For questions like “How much would you pay for XYZ?”, where XYZ is a product that can generate revenues directly for the buyer (eg dump, parking garage), you normally use valuation methods.
You will almost always have to use a DCF of the estimated cash flow (normally simplified with profit) of the object.
The revenues from the cash flow/profit equation depend on the object itself. If the revenue streams are not obvious you can clarify with the interviewer.
Examples of possible revenue streams:
- Dump ➜ Regulated payment from the government.
- Parking Garage ➜ Fees for using the garage.
If you have to estimate a bid price like for the dump, given this method will give you the maximum amount you may be able to pay, you could consider to:
- Bid a lower amount so that you will receive a return of investment comparable to the opportunity cost you may have (eg 10%).
- Try to estimate the possible bids of competitors (very difficult).
Alternatively, you may use the other valuation methods.

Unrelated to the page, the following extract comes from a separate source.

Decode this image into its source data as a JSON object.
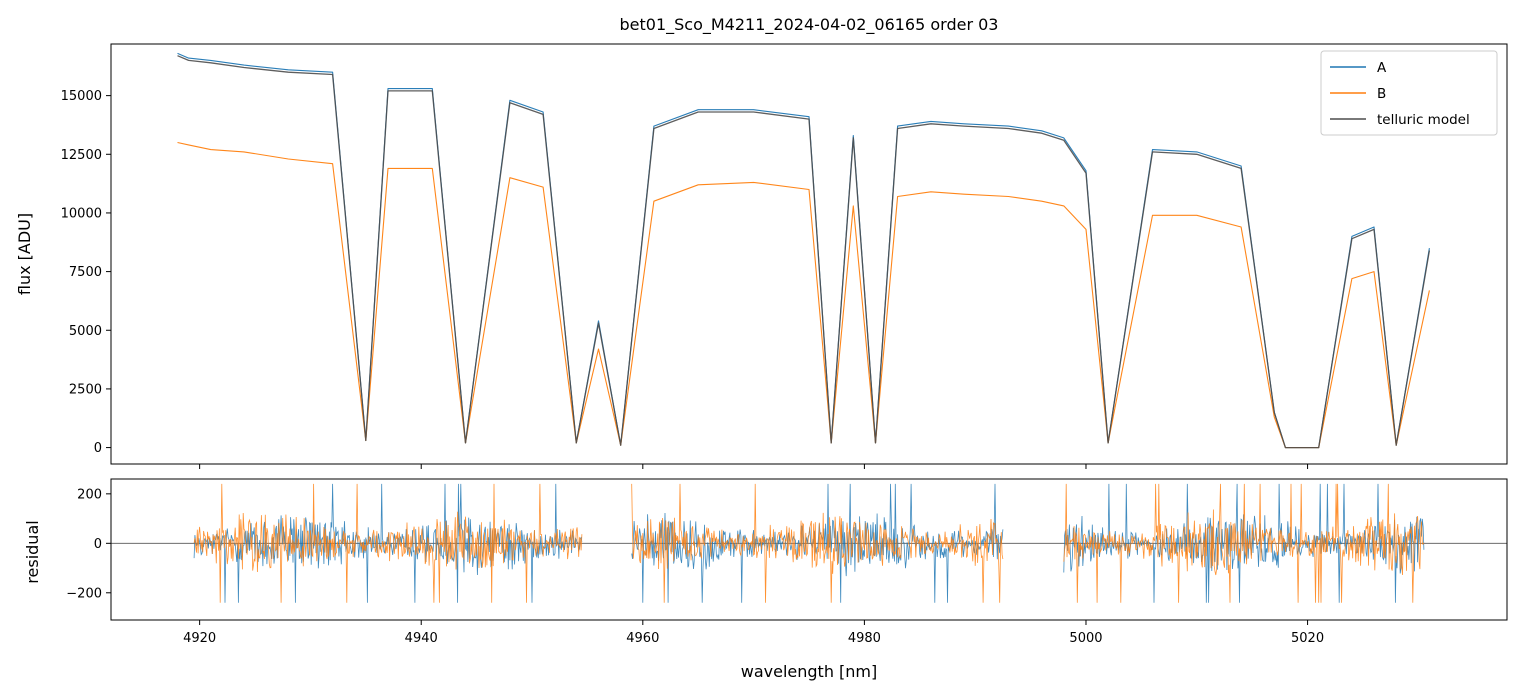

But they don’t work well for very unique assets without real comparables:
- Multiples. Consider the average multiple used in equivalent transactions (eg P/E ratio). Then apply the multiple to the relevant variable of the target (eg Net Earnings of the target).
- Computation from asset value – identify the equity value as the fair value of total assets minus net debt. This is normally going to give you the minimum price you could pay for the object, as it is considering the assets in isolation.
The other pricing strategies you mentioned (cost-based, value-based, competitor-based) are normally used instead when you have to define the price of products that can’t generate revenues directly for the buyer (eg a new pesticide or headache pill bought by the final customer).